I want you to slow down.
The tools you already trust — Claude Code, Gemini CLI, the official integrations from the model vendors — already do this work safely. They have built-in tool use. They can read your repos, your tickets, your monitoring. They do it through APIs and MCP, not by impersonating you in a browser. There is no capability gap OpenClaw fills that your existing toolchain doesn’t already cover.
What OpenClaw does add is attack surface. Browser-using agents have documented prompt-injection vulnerabilities. Public. Demonstrated. Repeatable. A malicious page can ship instructions that the agent reads as user input. The agent acts on those instructions. You don’t see it happen. The session that was supposed to read your inbox just exfiltrated your inbox.
This is not theoretical.
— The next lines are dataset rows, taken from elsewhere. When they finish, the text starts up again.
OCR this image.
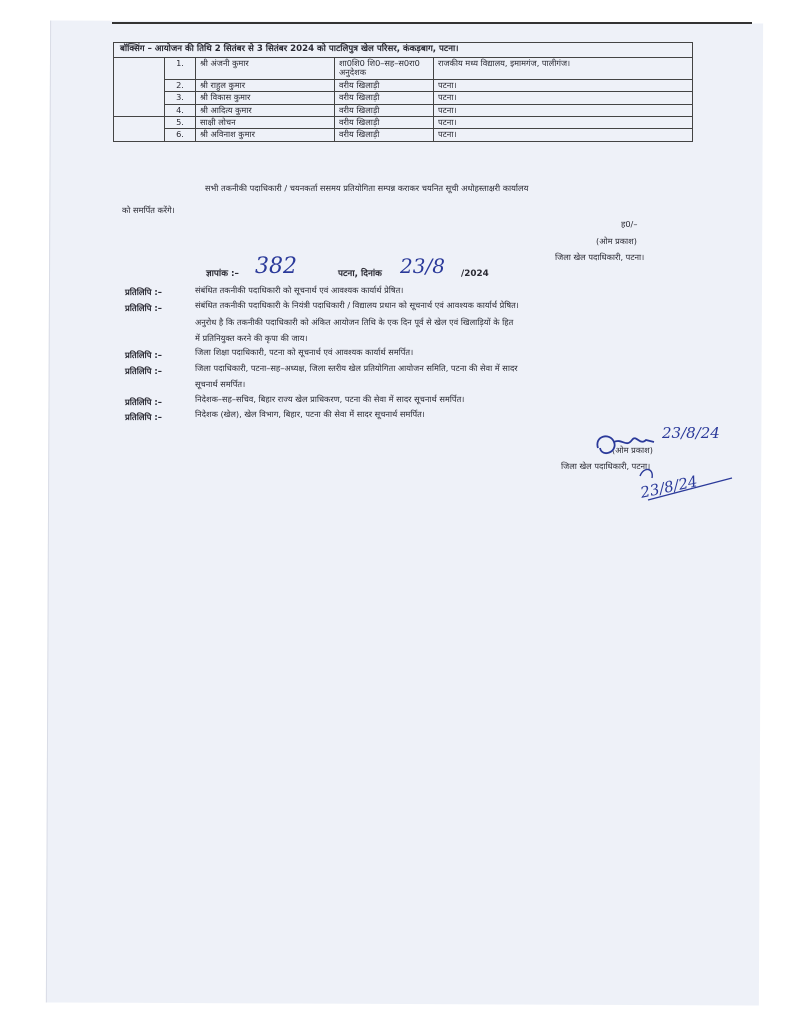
बॉक्सिंग – आयोजन की तिथि 2 सितंबर से 3 सितंबर 2024 को पाटलिपुत्र खेल परिसर, कंकड़बाग, पटना।				
	1.	श्री अंजनी कुमार	शा0शि0 शि0–सह–स0रा0 अनुदेशक	राजकीय मध्य विद्यालय, इमामगंज, पालीगंज।
	2.	श्री राहुल कुमार	वरीय खिलाड़ी	पटना।
	3.	श्री विकास कुमार	वरीय खिलाड़ी	पटना।
	4.	श्री आदित्य कुमार	वरीय खिलाड़ी	पटना।
	5.	साक्षी लोचन	वरीय खिलाड़ी	पटना।
	6.	श्री अविनाश कुमार	वरीय खिलाड़ी	पटना।
सभी तकनीकी पदाधिकारी / चयनकर्ता ससमय प्रतियोगिता सम्पन्न कराकर चयनित सूची अधोहस्ताक्षरी कार्यालय
को समर्पित करेंगे।
ह0/–
(ओम प्रकाश)
जिला खेल पदाधिकारी, पटना।
ज्ञापांक :– 382	पटना, दिनांक 23/8 /2024
प्रतिलिपि :–	संबंधित तकनीकी पदाधिकारी को सूचनार्थ एवं आवश्यक कार्यार्थ प्रेषित।
प्रतिलिपि :–	संबंधित तकनीकी पदाधिकारी के नियंत्री पदाधिकारी / विद्यालय प्रधान को सूचनार्थ एवं आवश्यक कार्यार्थ प्रेषित।
अनुरोध है कि तकनीकी पदाधिकारी को अंकित आयोजन तिथि के एक दिन पूर्व से खेल एवं खिलाड़ियों के हित
में प्रतिनियुक्त करने की कृपा की जाय।
प्रतिलिपि :–	जिला शिक्षा पदाधिकारी, पटना को सूचनार्थ एवं आवश्यक कार्यार्थ समर्पित।
प्रतिलिपि :–	जिला पदाधिकारी, पटना–सह–अध्यक्ष, जिला स्तरीय खेल प्रतियोगिता आयोजन समिति, पटना की सेवा में सादर
सूचनार्थ समर्पित।
प्रतिलिपि :–	निदेशक–सह–सचिव, बिहार राज्य खेल प्राधिकरण, पटना की सेवा में सादर सूचनार्थ समर्पित।
प्रतिलिपि :–	निदेशक (खेल), खेल विभाग, बिहार, पटना की सेवा में सादर सूचनार्थ समर्पित।
(ओम प्रकाश)
जिला खेल पदाधिकारी, पटना।
23/8/24
23/8/24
This is the category-of-risk that has been demonstrated against every browser-using agent the security community has gotten its hands on.
So you have a choice. You can do this work using tools whose threat model you understand, with sandboxes you control, in environments your existing safety tooling already covers. Or you can bolt a known-vulnerable browser puppet onto your trusted stack to do the same job, and hope the bad guys aren’t paying attention.
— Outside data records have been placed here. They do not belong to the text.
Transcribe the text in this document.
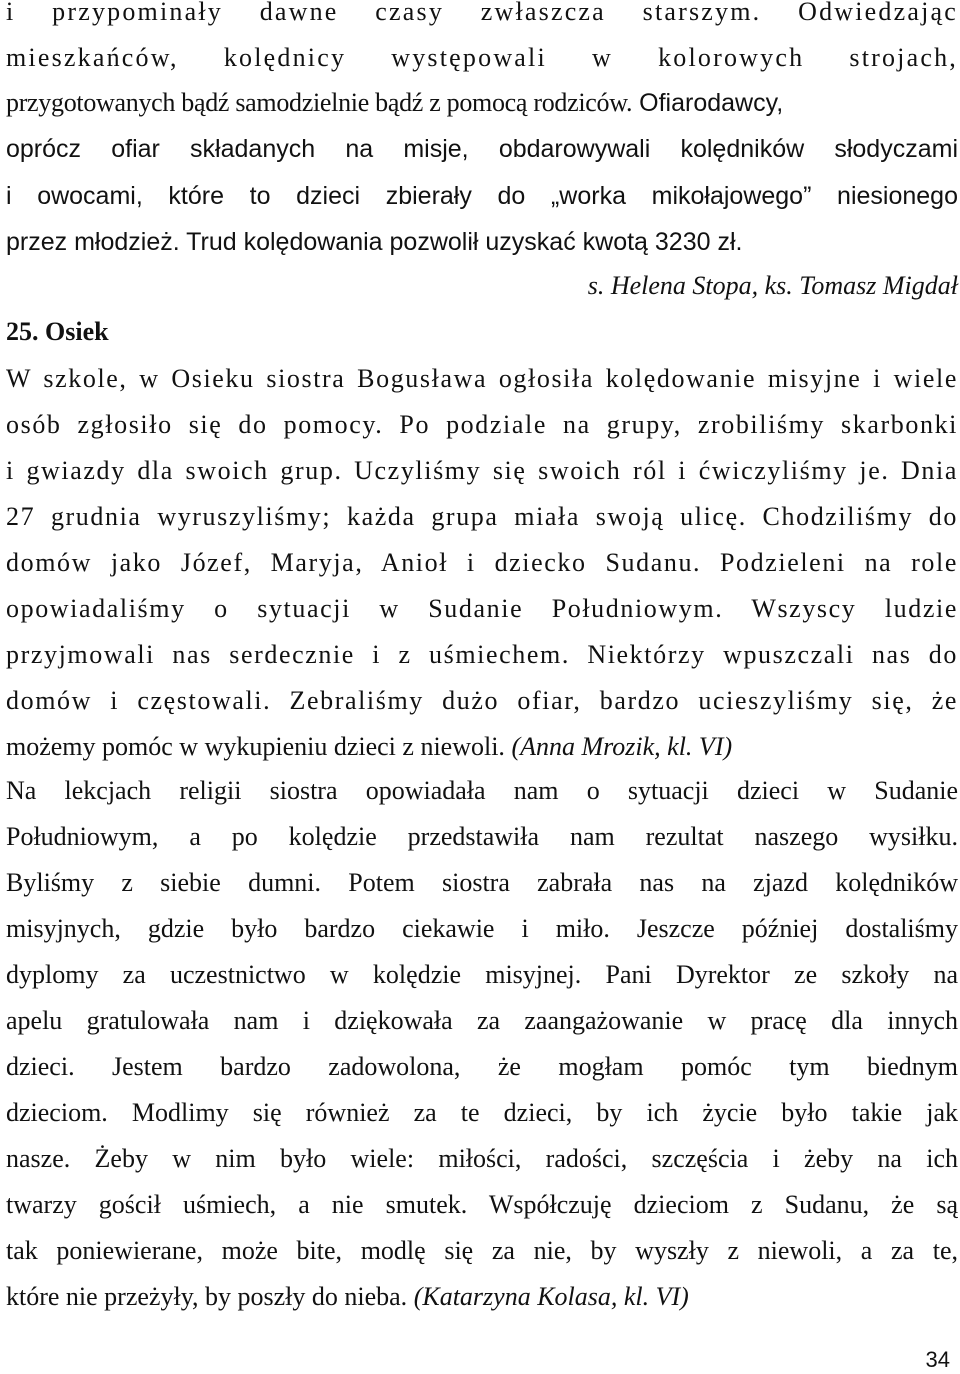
i przypominały dawne czasy zwłaszcza starszym. Odwiedzając
mieszkańców, kolędnicy występowali w kolorowych strojach,
przygotowanych bądź samodzielnie bądź z pomocą rodziców. Ofiarodawcy,
oprócz ofiar składanych na misje, obdarowywali kolędników słodyczami
i owocami, które to dzieci zbierały do „worka mikołajowego” niesionego
przez młodzież. Trud kolędowania pozwolił uzyskać kwotą 3230 zł.
s. Helena Stopa, ks. Tomasz Migdał
25. Osiek
W szkole, w Osieku siostra Bogusława ogłosiła kolędowanie misyjne i wiele
osób zgłosiło się do pomocy. Po podziale na grupy, zrobiliśmy skarbonki
i gwiazdy dla swoich grup. Uczyliśmy się swoich ról i ćwiczyliśmy je. Dnia
27 grudnia wyruszyliśmy; każda grupa miała swoją ulicę. Chodziliśmy do
domów jako Józef, Maryja, Anioł i dziecko Sudanu. Podzieleni na role
opowiadaliśmy o sytuacji w Sudanie Południowym. Wszyscy ludzie
przyjmowali nas serdecznie i z uśmiechem. Niektórzy wpuszczali nas do
domów i częstowali. Zebraliśmy dużo ofiar, bardzo ucieszyliśmy się, że
możemy pomóc w wykupieniu dzieci z niewoli. (Anna Mrozik, kl. VI)
Na lekcjach religii siostra opowiadała nam o sytuacji dzieci w Sudanie
Południowym, a po kolędzie przedstawiła nam rezultat naszego wysiłku.
Byliśmy z siebie dumni. Potem siostra zabrała nas na zjazd kolędników
misyjnych, gdzie było bardzo ciekawie i miło. Jeszcze później dostaliśmy
dyplomy za uczestnictwo w kolędzie misyjnej. Pani Dyrektor ze szkoły na
apelu gratulowała nam i dziękowała za zaangażowanie w pracę dla innych
dzieci. Jestem bardzo zadowolona, że mogłam pomóc tym biednym
dzieciom. Modlimy się również za te dzieci, by ich życie było takie jak
nasze. Żeby w nim było wiele: miłości, radości, szczęścia i żeby na ich
twarzy gościł uśmiech, a nie smutek. Współczuję dzieciom z Sudanu, że są
tak poniewierane, może bite, modlę się za nie, by wyszły z niewoli, a za te,
które nie przeżyły, by poszły do nieba. (Katarzyna Kolasa, kl. VI)
34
AI enthusiasts aren’t hearing the warnings on this one.
There’s going to be an incident. The only question is whether the company involved is honest enough to report it.
Don’t be the company.
$ cat reality-check.txt
Why You Can’t Punt This
I’d love to tell you this is optional. It’s not.
Boards have AI productivity slides. CEOs need to show the gains. Investors are asking about AI on every earnings call, and “we’re evaluating it” stops being an acceptable answer about six months from now — sooner if your competitor is louder than you are. The pressure is real and it’s coming downhill.
You will be either the engineer who delivered the gains,
or the engineer who got passed over for the one who did.
I don’t love this framing either. I’m telling you what’s true, not what’s pleasant.
Which is exactly why you should start in your homelab. Get the scars on hardware nobody pays for. Discover that “clean up” deletes your VM when nothing important is on it. Find out your AI quietly skips half the PR comments before the PR matters. Develop the rules, the prompts, the verification habits — on systems where the cost of a mistake is an evening of restore work, not your job.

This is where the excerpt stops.